Germany: Parents Can Pick Babies' Gender on Birth Certificates

Jason St. Amand READ TIME: 2 MIN.

Germany will become the first country in the world that grants parents rights to choose their baby's gender on the newborn's birth certificate, the Huffington Post reports.

According to HuffPo the legislation, which goes into effect on Nov. 1, was made in order to create legal recognition for people who identify as intersex, and for children who are born without a clearly determinable anatomical gender. According to the Intersex Society of North America, 1 out of every 1,500 babies are boring without clearly determinable genitalia.

The new measure aims "to take the pressure off parents to commit themselves to a gender immediately after birth," the Wall Street Journal reports.

"This will be the first time that the law acknowledges that there are human beings who are neither male nor female, or are both," University of Bremen law professor Konstanze Plett told the AFP. "People who do not fit into the traditional legal categories... We will have fellow human beings with no sex registered. They can't be forced into either one of the traditional sexes in these other contexts."

The WSJ reports that if a child "cannot be assigned to the female nor the male gender," the status "shall be entered without such information in the register of births."
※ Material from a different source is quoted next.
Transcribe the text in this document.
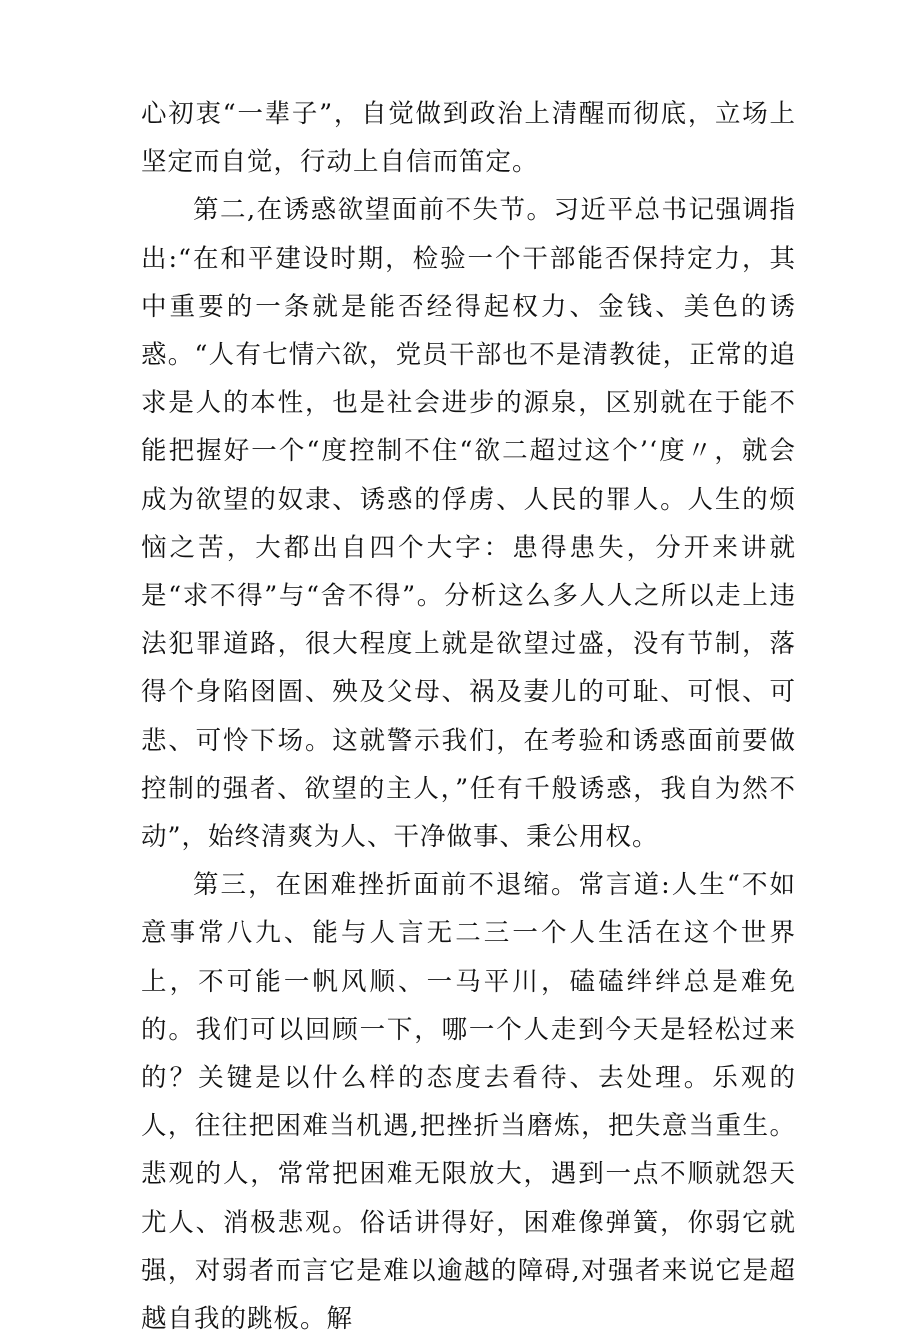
心初衷“一辈子”，自觉做到政治上清醒而彻底，立场上坚定而自觉，行动上自信而笛定。

第二,在诱惑欲望面前不失节。习近平总书记强调指出:“在和平建设时期，检验一个干部能否保持定力，其中重要的一条就是能否经得起权力、金钱、美色的诱惑。“人有七情六欲，党员干部也不是清教徒，正常的追求是人的本性，也是社会进步的源泉，区别就在于能不能把握好一个“度控制不住“欲二超过这个’‘度〃，就会成为欲望的奴隶、诱惑的俘虏、人民的罪人。人生的烦恼之苦，大都出自四个大字：患得患失，分开来讲就是“求不得”与“舍不得”。分析这么多人人之所以走上违法犯罪道路，很大程度上就是欲望过盛，没有节制，落得个身陷囹圄、殃及父母、祸及妻儿的可耻、可恨、可悲、可怜下场。这就警示我们，在考验和诱惑面前要做控制的强者、欲望的主人，”任有千般诱惑，我自为然不动”，始终清爽为人、干净做事、秉公用权。

第三，在困难挫折面前不退缩。常言道:人生“不如意事常八九、能与人言无二三一个人生活在这个世界上，不可能一帆风顺、一马平川，磕磕绊绊总是难免的。我们可以回顾一下，哪一个人走到今天是轻松过来的？关键是以什么样的态度去看待、去处理。乐观的人，往往把困难当机遇,把挫折当磨炼，把失意当重生。悲观的人，常常把困难无限放大，遇到一点不顺就怨天尤人、消极悲观。俗话讲得好，困难像弹簧，你弱它就强，对弱者而言它是难以逾越的障碍,对强者来说它是超越自我的跳板。解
Silvan Agius, policy director at Equality of LGBT people in Europe told Reuters that the bill "doesn't go far enough."

"Unnecessary surgeries will likely continue in Germany with devastating consequences... we live in a world where having a baby classified as 'other' is still considered undesirable," Aguis said.

Australia passed a similar measure in 2011, which allows individuals to select a third gender, or "X," on their passports, the BBC reports.